At the bottom is a row of buttons that gives you quick access to the software's most important features. The first option takes you to the Scan screen, where you can manually start a scan of your entire system, critical areas, check a directory tree of your own choosing or get the program to look for potential vulnerabilities. While these manual scan options can be reassuring, you don't have to use them to keep your system safe, as Kaspersky automatically stays on the alert for potential threats, neutralising them and scanning your system as soon as it detects anything untoward.
Other key features available on the main screens' icon bar include an update checker to make sure you have the latest virus definitions, parental controls and a Safe Money feature that opens designated online banking or payment sites in a protected browser window - it's worth noting that you only get this protected session if you add the site to Safe Money and open it from there, rather than simply visiting using your web browser.
The Parental Controls allow you to limit the times that a designated account can use the computer, block their access to specific applications, control their use of instant messaging or social networking tools, limit their web usage and block websites either specifically based on standard parental control categories such as drugs, pornography and casual games.

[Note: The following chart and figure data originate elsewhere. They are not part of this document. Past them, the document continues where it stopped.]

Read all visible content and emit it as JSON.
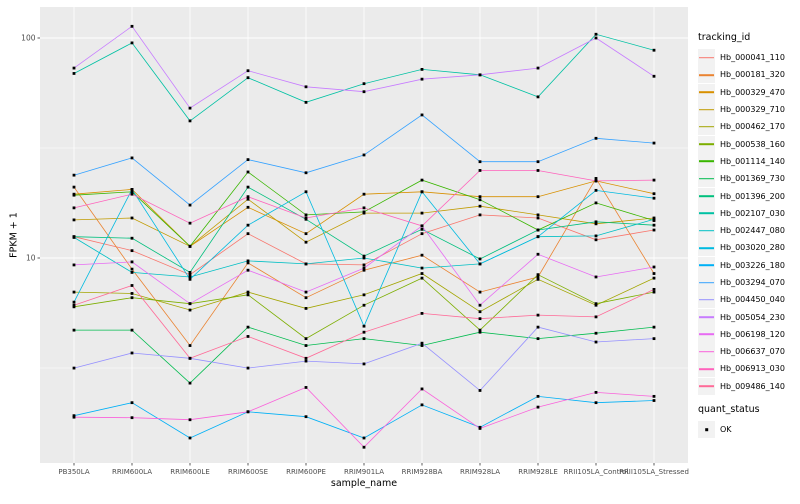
{
  "theme": {
    "panel_bg": "#EBEBEB",
    "grid_color": "#FFFFFF",
    "tick_mark_color": "#333333",
    "tick_label_color": "#4D4D4D",
    "point_color": "#000000",
    "legend_key_bg": "#F2F2F2"
  },
  "chart_data": {
    "type": "line",
    "title": "",
    "xlabel": "sample_name",
    "ylabel": "FPKM + 1",
    "y_scale": "log10",
    "ylim": [
      1.1,
      140
    ],
    "y_major_ticks": [
      100,
      10
    ],
    "y_minor_breaks": [
      31.62,
      3.162
    ],
    "grid": true,
    "legend_position": "right",
    "point_marker": "filled-square",
    "color_legend_title": "tracking_id",
    "shape_legend_title": "quant_status",
    "shape_legend_items": [
      "OK"
    ],
    "categories": [
      "PB350LA",
      "RRIM600LA",
      "RRIM600LE",
      "RRIM600SE",
      "RRIM600PE",
      "RRIM901LA",
      "RRIM928BA",
      "RRIM928LA",
      "RRIM928LE",
      "RRII105LA_Control",
      "RRII105LA_Stressed"
    ],
    "series": [
      {
        "name": "Hb_000041_110",
        "color": "#F8766D",
        "values": [
          12.5,
          10.8,
          8.4,
          12.9,
          9.4,
          9.3,
          12.9,
          15.7,
          15.2,
          12.1,
          13.4
        ]
      },
      {
        "name": "Hb_000181_320",
        "color": "#EA8331",
        "values": [
          21.0,
          8.9,
          4.0,
          9.5,
          6.6,
          8.8,
          10.3,
          7.0,
          8.2,
          23.0,
          8.5
        ]
      },
      {
        "name": "Hb_000329_470",
        "color": "#D89000",
        "values": [
          19.5,
          20.5,
          11.3,
          17.0,
          12.9,
          19.5,
          20.0,
          19.0,
          19.0,
          22.4,
          19.6
        ]
      },
      {
        "name": "Hb_000329_710",
        "color": "#C09B00",
        "values": [
          14.9,
          15.2,
          11.3,
          18.5,
          11.8,
          16.0,
          16.0,
          17.2,
          15.7,
          14.3,
          15.2
        ]
      },
      {
        "name": "Hb_000462_170",
        "color": "#A3A500",
        "values": [
          7.0,
          6.9,
          5.8,
          7.0,
          5.9,
          6.8,
          8.5,
          5.7,
          8.0,
          6.1,
          8.1
        ]
      },
      {
        "name": "Hb_000538_160",
        "color": "#7CAE00",
        "values": [
          6.0,
          6.6,
          6.2,
          6.8,
          4.3,
          6.1,
          8.1,
          4.7,
          8.4,
          6.2,
          7.0
        ]
      },
      {
        "name": "Hb_001114_140",
        "color": "#39B600",
        "values": [
          19.3,
          20.0,
          11.3,
          24.6,
          15.7,
          16.2,
          22.6,
          18.4,
          13.4,
          17.8,
          14.8
        ]
      },
      {
        "name": "Hb_001369_730",
        "color": "#00BB4E",
        "values": [
          4.7,
          4.7,
          2.7,
          4.85,
          4.0,
          4.3,
          4.0,
          4.6,
          4.3,
          4.55,
          4.85
        ]
      },
      {
        "name": "Hb_001396_200",
        "color": "#00BF7D",
        "values": [
          12.5,
          12.3,
          8.6,
          21.0,
          15.0,
          10.2,
          13.5,
          9.9,
          13.4,
          14.6,
          14.1
        ]
      },
      {
        "name": "Hb_002107_030",
        "color": "#00C1A3",
        "values": [
          69,
          95,
          42,
          66,
          51,
          62,
          72,
          68,
          54,
          104,
          88
        ]
      },
      {
        "name": "Hb_002447_080",
        "color": "#00BFC4",
        "values": [
          12.4,
          8.6,
          8.2,
          9.7,
          9.4,
          10.0,
          9.0,
          9.4,
          12.5,
          12.6,
          15.0
        ]
      },
      {
        "name": "Hb_003020_280",
        "color": "#00BAE0",
        "values": [
          6.3,
          20.5,
          8.0,
          14.1,
          20.0,
          4.9,
          20.0,
          9.4,
          12.5,
          20.3,
          18.7
        ]
      },
      {
        "name": "Hb_003226_180",
        "color": "#00B0F6",
        "values": [
          1.92,
          2.2,
          1.52,
          2.0,
          1.9,
          1.52,
          2.15,
          1.7,
          2.35,
          2.2,
          2.25
        ]
      },
      {
        "name": "Hb_003294_070",
        "color": "#35A2FF",
        "values": [
          23.8,
          28.5,
          17.4,
          28.0,
          24.4,
          29.4,
          44.7,
          27.4,
          27.4,
          35.0,
          33.3
        ]
      },
      {
        "name": "Hb_004450_040",
        "color": "#9590FF",
        "values": [
          3.16,
          3.7,
          3.5,
          3.16,
          3.4,
          3.3,
          4.1,
          2.5,
          4.85,
          4.15,
          4.3
        ]
      },
      {
        "name": "Hb_005054_230",
        "color": "#C77CFF",
        "values": [
          73,
          113,
          48,
          71,
          60,
          57,
          65,
          68,
          73,
          100,
          67
        ]
      },
      {
        "name": "Hb_006198_120",
        "color": "#E76BF3",
        "values": [
          9.3,
          9.6,
          6.2,
          8.8,
          7.0,
          9.0,
          14.0,
          6.1,
          10.4,
          8.2,
          9.1
        ]
      },
      {
        "name": "Hb_006637_070",
        "color": "#FA62DB",
        "values": [
          1.89,
          1.88,
          1.84,
          2.0,
          2.58,
          1.38,
          2.54,
          1.68,
          2.1,
          2.45,
          2.35
        ]
      },
      {
        "name": "Hb_006913_030",
        "color": "#FF62BC",
        "values": [
          16.9,
          19.5,
          14.4,
          19.0,
          15.2,
          16.9,
          14.0,
          25.0,
          25.0,
          22.4,
          22.6
        ]
      },
      {
        "name": "Hb_009486_140",
        "color": "#FF6A98",
        "values": [
          6.1,
          7.5,
          3.5,
          4.4,
          3.5,
          4.6,
          5.6,
          5.3,
          5.5,
          5.4,
          7.2
        ]
      }
    ]
  }
}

A second set of icons accessible via a right-scroll button on the main screen gives you access to less frequently used features of the security suite, including an application activity monitor, network monitor and a shortcut to a few extra tools that help you create a bootable Kaspersky rescue disk, clear your PC's cache of unwanted files and check Internet Explorer's security settings.

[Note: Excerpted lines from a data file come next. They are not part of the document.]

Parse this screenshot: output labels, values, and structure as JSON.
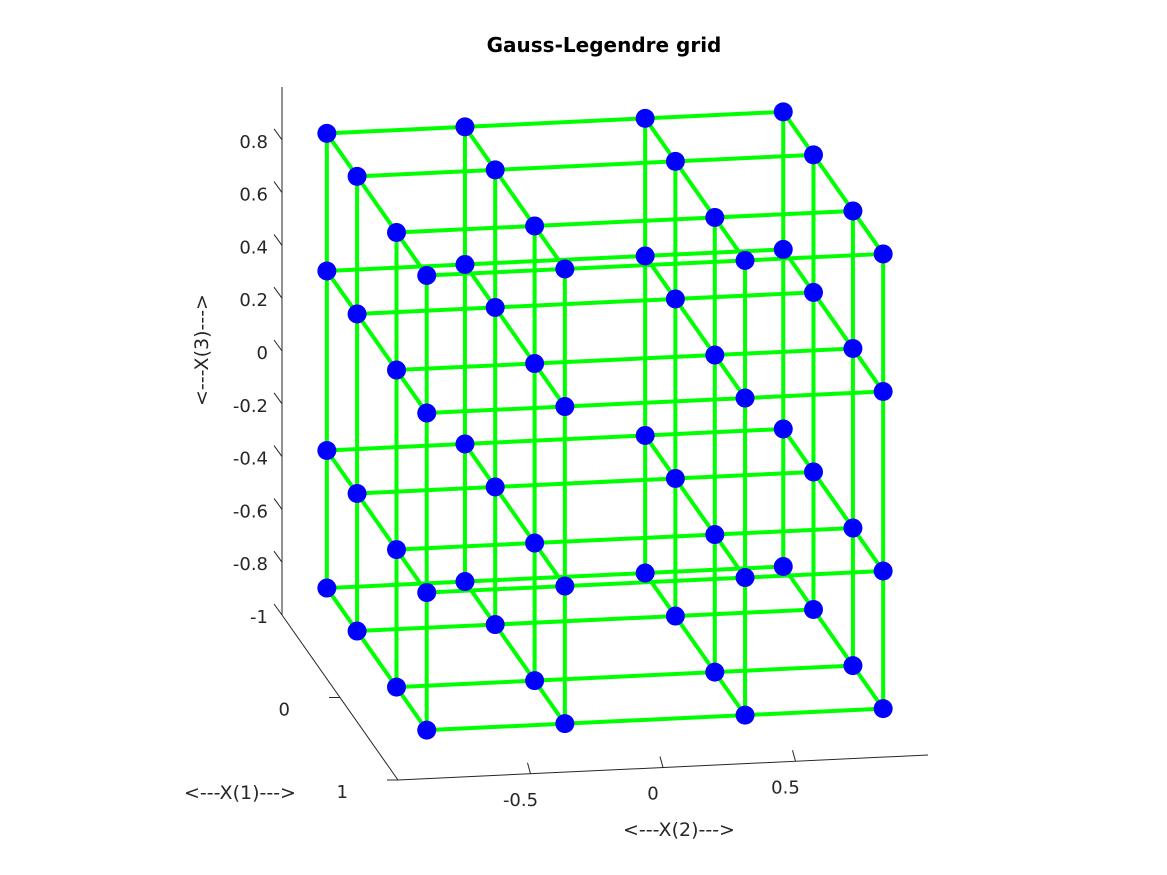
{
  "chart_data": {
    "type": "scatter3d",
    "title": "Gauss-Legendre grid",
    "xlabel": "<---X(1)--->",
    "ylabel": "<---X(2)--->",
    "zlabel": "<---X(3)--->",
    "xlim": [
      -1,
      1
    ],
    "ylim": [
      -1,
      1
    ],
    "zlim": [
      -1,
      1
    ],
    "x_ticks": [
      "0",
      "1"
    ],
    "y_ticks": [
      "-0.5",
      "0",
      "0.5"
    ],
    "z_ticks": [
      "0.8",
      "0.6",
      "0.4",
      "0.2",
      "0",
      "-0.2",
      "-0.4",
      "-0.6",
      "-0.8",
      "-1"
    ],
    "grid_nodes": [
      -0.861136,
      -0.339981,
      0.339981,
      0.861136
    ],
    "node_count_per_axis": 4,
    "grid": false,
    "colors": {
      "nodes": "#0000ff",
      "lines": "#00ff00",
      "axes": "#262626"
    }
  }
}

If you like to micro-manage the nuts and bolts of your anti-virus software's behaviour, there's plenty to tinker with in the Settings screens, including fine control of how thoroughly normally-harmless file types are scanned. You can also enable other features, including an ad-blocking Anti-Banner option and a virtual keyboard for your online banking that'll foil any key logger.
Kaspersky Internet Security 2013 isn't particularly cheap, but the protection given outweighs this concern. It's also worth noting that you can make considerable savings by buying an older 2012 edition, we've seen three-user editions available for as little as £13. You'll automatically be upgraded to the latest version, but stocks are limited and prices may be inconsistent.
ANTI-VIRUS PROTECTION RESULTS
This graph is a straight percentage of the threats that were either blocked immediately, or neutralised on a further system scan. Each product lost marks if it was allowed to be compromised. With 100 threats per bit of software, each percentage point counts as one bit of malware.
False positive score: blocked
This graph is a straight percentage showing how many bits of legitimate software were blocked. We didn't include any scores for warnings here. With 100 bits of software, each percentage point counts as a single legitimate application. On this graph lower scores are better.
Protection Rating (weighted)
Our protection ratings, scored out of 300, award products extra points for completely blocking a threat, while removing points when they are compromised by a threat. We awarded three points for defending against a threat, one for neutralizing it and deducted five points every time a product allowed the system to be compromised. The best possible score is 300 and the worst is -500. The reason behind this score weighting is to give credit to products that deny malware any opportunity to tamper with the system and to penalize heavily those that fail to prevent an infection.
Total Accuracy Rating (weighted)
Our total accuracy rating combines the scores from the Protection Rating and adds scores for weighted False Positive ratings. Each product scores one point for each legitimate program it lets through. We deducted points if a program was warned about and more points if it was blocked. All deductions were based on a program's prevalence, so the more popular the application, the more points that were deducted. For example, blocking Skype is worse than blocking the Vuze BitTorrent client. In this graph, there is a maximum possible score of 400 and a minimum of -1,000.